Ces différents indicateurs du marché locatif de bureaux nous permettent de maintenir nos estimations de demande placée : elle devrait se situer autour de 2,3 millions de m² d’ici la fin de l’année et probablement autour de 2 millions de m² pour 2009.
Tandis que le marché locatif francilien ne montre pas de signes d’inquiétude alarmistes, un vent de panique souffle sur le marché de l’investissement…

Le marché de l’investissement immobilier en Ile-de-France : grande nervosité des investisseurs
Les montants d’investissement franciliens en immobilier d’entreprise des trois premiers trimestres 2008 affichent un total provisoire de 6,32 milliards d’euros d’après Immostat, soit une diminution sévère de 64% par rapport à l’année dernière (17,6 milliards d’euros). Avec 1,7 milliard d’euros au 3ème trimestre, le marché de l’investissement enregistre une quatrième baisse trimestrielle consécutive.
Tous les secteurs ont subi des corrections importantes, allant de -31% pour le Croissant Ouest, à -74% pour Paris Centre Ouest (dont le QCA) et -76% pour La Défense. Tandis que les secteurs traditionnels du QCA et la Défense représentaient respectivement 23% et 22 % sur les trois premiers trimestres de 2007, ils ne totalisent plus que 16% et 15% en 2008. A l’opposé, le Croissant Ouest prend de l’importance et pèse 25% des montants engagés en 2008 (versus 13% en 2007), grâce à des actifs sécurisés et moins chers que dans les secteurs traditionnels.
Cette correction brutale des volumes est la conséquence directe de la tempête qui agite la sphère financière. Les évènements de septembre ont provoqué une grande nervosité chez les investisseurs aussi bien en France qu’à l’échelle internationale.
Dans ce contexte, les valeurs unitaires ont fortement chuté, la barre des 50 millions d’euros devenant difficile à atteindre. Ceci s’explique notamment par la quasi-impossibilité d’obtenir un financement au-delà de ce montant, à moins d’une syndication de plusieurs banques pour mutualiser les risques.
Cette situation favorise les acheteurs riches en fonds propres et ceux qui parviennent à obtenir des financements. Aussi, le retour des investisseurs « core », notamment des institutionnels français et des fonds allemands, se confirme-t-il. En parallèle, les premiers acquéreurs qui avaient quitté Paris en 2005 refont surface, du fait de la baisse des valeurs des actifs.
Néanmoins, la tendance à la mondialisation du marché de l’immobilier persiste, une proposition d’investissement à Paris se trouvant en compétition avec une autre à Londres ou, pourquoi pas, à Singapour.
S’agissant des taux de rendement prime, ils subissent une hausse généralisée sur tous les secteurs d’Ile-de-France.

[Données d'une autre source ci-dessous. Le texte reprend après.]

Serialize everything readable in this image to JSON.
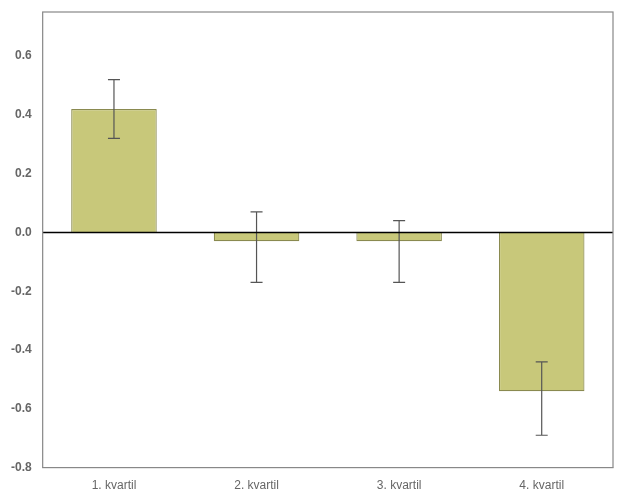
{
  "chart_data": {
    "type": "bar",
    "categories": [
      "1. kvartil",
      "2. kvartil",
      "3. kvartil",
      "4. kvartil"
    ],
    "values": [
      0.42,
      -0.03,
      -0.03,
      -0.54
    ],
    "errors_upper": [
      0.1,
      0.1,
      0.07,
      0.1
    ],
    "errors_lower": [
      0.1,
      0.14,
      0.14,
      0.15
    ],
    "color": "#c8c87a",
    "ylim": [
      -0.8,
      0.75
    ],
    "yticks": [
      -0.8,
      -0.6,
      -0.4,
      -0.2,
      {
        "value": 0,
        "label": "0.0"
      },
      0.2,
      0.4,
      0.6
    ],
    "grid": false
  }
}
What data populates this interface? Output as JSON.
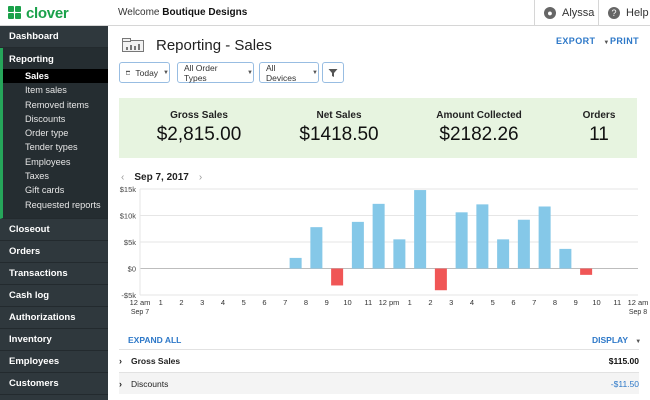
{
  "app": {
    "logo": "clover"
  },
  "header": {
    "welcome_prefix": "Welcome",
    "merchant": "Boutique Designs",
    "user": "Alyssa",
    "help": "Help"
  },
  "sidebar": {
    "top_items": [
      "Dashboard"
    ],
    "reporting": {
      "label": "Reporting",
      "items": [
        "Sales",
        "Item sales",
        "Removed items",
        "Discounts",
        "Order type",
        "Tender types",
        "Employees",
        "Taxes",
        "Gift cards",
        "Requested reports"
      ],
      "active": "Sales"
    },
    "bottom_items": [
      "Closeout",
      "Orders",
      "Transactions",
      "Cash log",
      "Authorizations",
      "Inventory",
      "Employees",
      "Customers"
    ]
  },
  "page": {
    "title": "Reporting - Sales",
    "export": "EXPORT",
    "print": "PRINT",
    "filters": [
      "Today",
      "All Order Types",
      "All Devices"
    ]
  },
  "summary": {
    "gross_sales_label": "Gross Sales",
    "gross_sales": "$2,815.00",
    "net_sales_label": "Net Sales",
    "net_sales": "$1418.50",
    "amount_collected_label": "Amount Collected",
    "amount_collected": "$2182.26",
    "orders_label": "Orders",
    "orders": "11"
  },
  "date": "Sep 7, 2017",
  "chart_data": {
    "type": "bar",
    "ylim": [
      -5000,
      15000
    ],
    "y_ticks": [
      15000,
      10000,
      5000,
      0,
      -5000
    ],
    "y_tick_labels": [
      "$15k",
      "$10k",
      "$5k",
      "$0",
      "-$5k"
    ],
    "x_tick_labels": [
      "12 am",
      "1",
      "2",
      "3",
      "4",
      "5",
      "6",
      "7",
      "8",
      "9",
      "10",
      "11",
      "12 pm",
      "1",
      "2",
      "3",
      "4",
      "5",
      "6",
      "7",
      "8",
      "9",
      "10",
      "11",
      "12 am"
    ],
    "x_tick_sublabels": [
      "Sep 7",
      "",
      "",
      "",
      "",
      "",
      "",
      "",
      "",
      "",
      "",
      "",
      "",
      "",
      "",
      "",
      "",
      "",
      "",
      "",
      "",
      "",
      "",
      "",
      "Sep 8"
    ],
    "categories": [
      "12 am",
      "1",
      "2",
      "3",
      "4",
      "5",
      "6",
      "7",
      "8",
      "9",
      "10",
      "11",
      "12 pm",
      "1",
      "2",
      "3",
      "4",
      "5",
      "6",
      "7",
      "8",
      "9",
      "10",
      "11"
    ],
    "values": [
      0,
      0,
      0,
      0,
      0,
      0,
      0,
      2000,
      7800,
      -3200,
      8800,
      12200,
      5500,
      14800,
      -4100,
      10600,
      12100,
      5500,
      9200,
      11700,
      3700,
      -1200,
      0,
      0
    ],
    "positive_color": "#85c8e8",
    "negative_color": "#f05656",
    "grid": true
  },
  "details": {
    "expand_all": "EXPAND ALL",
    "display": "DISPLAY",
    "rows": [
      {
        "label": "Gross Sales",
        "value": "$115.00",
        "color": "#111111"
      },
      {
        "label": "Discounts",
        "value": "-$11.50",
        "color": "#2d78c8"
      }
    ]
  }
}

En intramuros, elle est de + 25 points de base, le Triangle d’Or se situant ainsi à une fourchette de 5,00-5,25%. En périphérie, la hausse est au minimum de + 50 points de base. On enregistre un retour à la prime de risque avec l’éloignement de Paris. Une remontée des taux de l’ordre de + 25 points de base est d’ailleurs encore possible d’ici la fin de l’année, en particulier pour les opérations supérieures à 50 millions d’euros.

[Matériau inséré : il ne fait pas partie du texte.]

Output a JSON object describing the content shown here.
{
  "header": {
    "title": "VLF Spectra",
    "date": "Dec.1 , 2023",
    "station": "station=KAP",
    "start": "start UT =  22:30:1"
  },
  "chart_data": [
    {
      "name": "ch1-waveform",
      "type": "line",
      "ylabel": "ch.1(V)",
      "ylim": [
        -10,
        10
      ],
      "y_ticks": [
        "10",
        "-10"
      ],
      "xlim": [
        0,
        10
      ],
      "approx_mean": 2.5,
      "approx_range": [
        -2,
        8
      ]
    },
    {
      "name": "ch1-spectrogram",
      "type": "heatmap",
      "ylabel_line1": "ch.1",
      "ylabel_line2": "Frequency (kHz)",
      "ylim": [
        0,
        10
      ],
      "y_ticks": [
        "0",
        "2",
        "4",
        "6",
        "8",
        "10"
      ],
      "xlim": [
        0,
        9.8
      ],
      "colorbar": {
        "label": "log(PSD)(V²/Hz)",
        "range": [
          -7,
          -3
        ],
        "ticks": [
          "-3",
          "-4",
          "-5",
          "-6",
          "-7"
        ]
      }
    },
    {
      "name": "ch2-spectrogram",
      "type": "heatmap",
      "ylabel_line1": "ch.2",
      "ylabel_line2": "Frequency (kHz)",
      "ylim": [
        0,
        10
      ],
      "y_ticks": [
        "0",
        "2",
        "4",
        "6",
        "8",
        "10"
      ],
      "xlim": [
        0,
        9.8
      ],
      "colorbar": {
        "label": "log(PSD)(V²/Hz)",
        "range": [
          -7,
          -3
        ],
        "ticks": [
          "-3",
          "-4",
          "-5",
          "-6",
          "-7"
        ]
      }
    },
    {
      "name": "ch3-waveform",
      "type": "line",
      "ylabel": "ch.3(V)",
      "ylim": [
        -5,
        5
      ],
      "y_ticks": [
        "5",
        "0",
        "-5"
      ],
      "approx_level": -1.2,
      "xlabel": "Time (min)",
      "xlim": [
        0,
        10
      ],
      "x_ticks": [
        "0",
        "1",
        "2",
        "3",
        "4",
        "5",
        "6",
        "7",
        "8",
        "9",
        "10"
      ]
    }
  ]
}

Dans ce contexte de crise financière globale, la machine est grippée. Même s’il reste des liquidités sur le marché, certains acteurs commencent à adopter des comportements attentistes. Par ailleurs, les vendeurs passent désormais moins par le circuit traditionnel de vente, ce qui brouille les pistes des acquéreurs potentiels et contribuent à l’ « opacification » du marché. Nous prévoyons pour l’année 2008 des volumes d’investissement situés entre 8 et 10 milliards d’euros en Ile-de-France, et probablement du même ordre en 2009.

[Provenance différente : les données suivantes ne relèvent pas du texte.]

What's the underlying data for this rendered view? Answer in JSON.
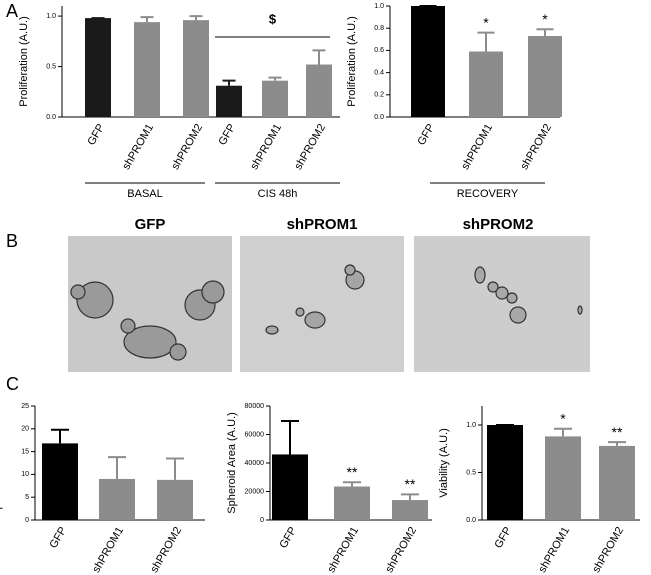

Le redémarrage de l’activité passera par la correction des prix, grâce au jeu de l’offre et de la demande. A l’heure où les cours de bourse subissent d’importantes turbulences, rappelons que l’investissement immobilier reste malgré tout une valeur refuge, particulièrement intéressante pour les investisseurs de long terme, grâce à des rendements stables et sécurisés.